On Sat, 2004-01-31 at 15:56, Jeff Warnica wrote:
I suppose it can be, but it is a question of where you implement your security. If mailman is to use SQL to store preferences then it is up to mm to deal with what records a user can update. If the mm interface to LDAP goes through one master LDAP account, then it is still mm's job... But if mm binds to LDAP as the mm user, then security is the responsibility of the LDAP server. With OpenLDAP, and NDS permissions can be extreemly fine grained, down to the attribute level. Ive not so much as seen ADS running anywhere, but I can only assume that it does too.
How secure an admin might want to make it is likely to be related to what else, if anything, their LDAP directory is being used for. A hypothetical site with 10,000 users in NDS, and 100,000 other things (printers, queues....), which they have been using for a decade, may be very restrictive. Another site installing MM+LDAP for fun as much as anything else, might just give the MM user unlimited rights.

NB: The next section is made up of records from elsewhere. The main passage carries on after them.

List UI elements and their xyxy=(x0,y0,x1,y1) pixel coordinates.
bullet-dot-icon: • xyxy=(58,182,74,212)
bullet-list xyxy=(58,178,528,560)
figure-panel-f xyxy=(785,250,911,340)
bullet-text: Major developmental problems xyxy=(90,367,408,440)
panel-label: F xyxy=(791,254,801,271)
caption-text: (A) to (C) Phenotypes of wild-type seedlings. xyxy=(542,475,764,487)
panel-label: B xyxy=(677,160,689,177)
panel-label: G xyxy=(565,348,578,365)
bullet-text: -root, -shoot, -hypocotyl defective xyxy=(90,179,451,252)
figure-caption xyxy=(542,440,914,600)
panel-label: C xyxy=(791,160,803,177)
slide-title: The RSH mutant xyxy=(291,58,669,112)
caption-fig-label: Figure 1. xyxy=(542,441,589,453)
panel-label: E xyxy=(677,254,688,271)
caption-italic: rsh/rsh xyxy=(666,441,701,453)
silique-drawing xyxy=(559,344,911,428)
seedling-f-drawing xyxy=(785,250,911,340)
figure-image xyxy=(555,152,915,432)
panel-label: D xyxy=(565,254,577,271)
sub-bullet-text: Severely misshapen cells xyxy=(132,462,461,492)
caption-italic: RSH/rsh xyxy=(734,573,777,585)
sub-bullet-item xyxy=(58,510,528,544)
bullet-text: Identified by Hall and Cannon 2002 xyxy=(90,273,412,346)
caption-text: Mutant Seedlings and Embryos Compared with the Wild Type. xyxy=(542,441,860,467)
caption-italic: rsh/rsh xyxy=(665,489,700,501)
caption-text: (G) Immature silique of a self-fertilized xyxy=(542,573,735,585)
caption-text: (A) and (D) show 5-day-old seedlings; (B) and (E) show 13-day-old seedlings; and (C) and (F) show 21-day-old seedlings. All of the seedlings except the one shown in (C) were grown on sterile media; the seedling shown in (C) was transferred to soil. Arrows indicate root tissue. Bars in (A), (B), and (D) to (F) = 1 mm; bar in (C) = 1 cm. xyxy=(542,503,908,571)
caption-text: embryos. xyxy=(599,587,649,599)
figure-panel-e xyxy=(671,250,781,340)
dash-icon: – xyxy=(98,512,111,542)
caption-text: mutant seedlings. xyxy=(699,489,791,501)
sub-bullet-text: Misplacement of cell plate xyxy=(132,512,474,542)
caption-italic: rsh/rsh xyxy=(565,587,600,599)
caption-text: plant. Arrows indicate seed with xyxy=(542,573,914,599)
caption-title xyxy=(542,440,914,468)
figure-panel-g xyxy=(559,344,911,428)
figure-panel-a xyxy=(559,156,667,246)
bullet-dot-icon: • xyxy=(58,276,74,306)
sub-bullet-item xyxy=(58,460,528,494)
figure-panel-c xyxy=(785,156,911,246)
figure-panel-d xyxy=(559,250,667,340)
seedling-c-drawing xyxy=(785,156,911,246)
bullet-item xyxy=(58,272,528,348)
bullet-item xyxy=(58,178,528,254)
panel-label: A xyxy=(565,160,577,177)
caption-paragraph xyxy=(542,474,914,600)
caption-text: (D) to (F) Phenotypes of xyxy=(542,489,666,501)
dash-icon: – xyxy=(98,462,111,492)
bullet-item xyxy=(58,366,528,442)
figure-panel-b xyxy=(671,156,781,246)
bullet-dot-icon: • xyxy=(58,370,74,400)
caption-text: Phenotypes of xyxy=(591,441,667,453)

It's things like this that give me the willies and keeps me up at night. It's already more difficult than I'd like for the average joe to install Mailman and integrate it with all the other moving parts. By using A Real Database, we have to accept that it will be even more difficult because there isn't any such db that I'm aware of that is fully transactional but requires no administration. Say one thing about MM2's crufty pickle storage, but it's brain dead easy and requires no administrative overhead. Of course it doesn't scale, which is why it's acceptable to add some overhead, but forcing most users to deal with stuff like the above is more than we should ask of them.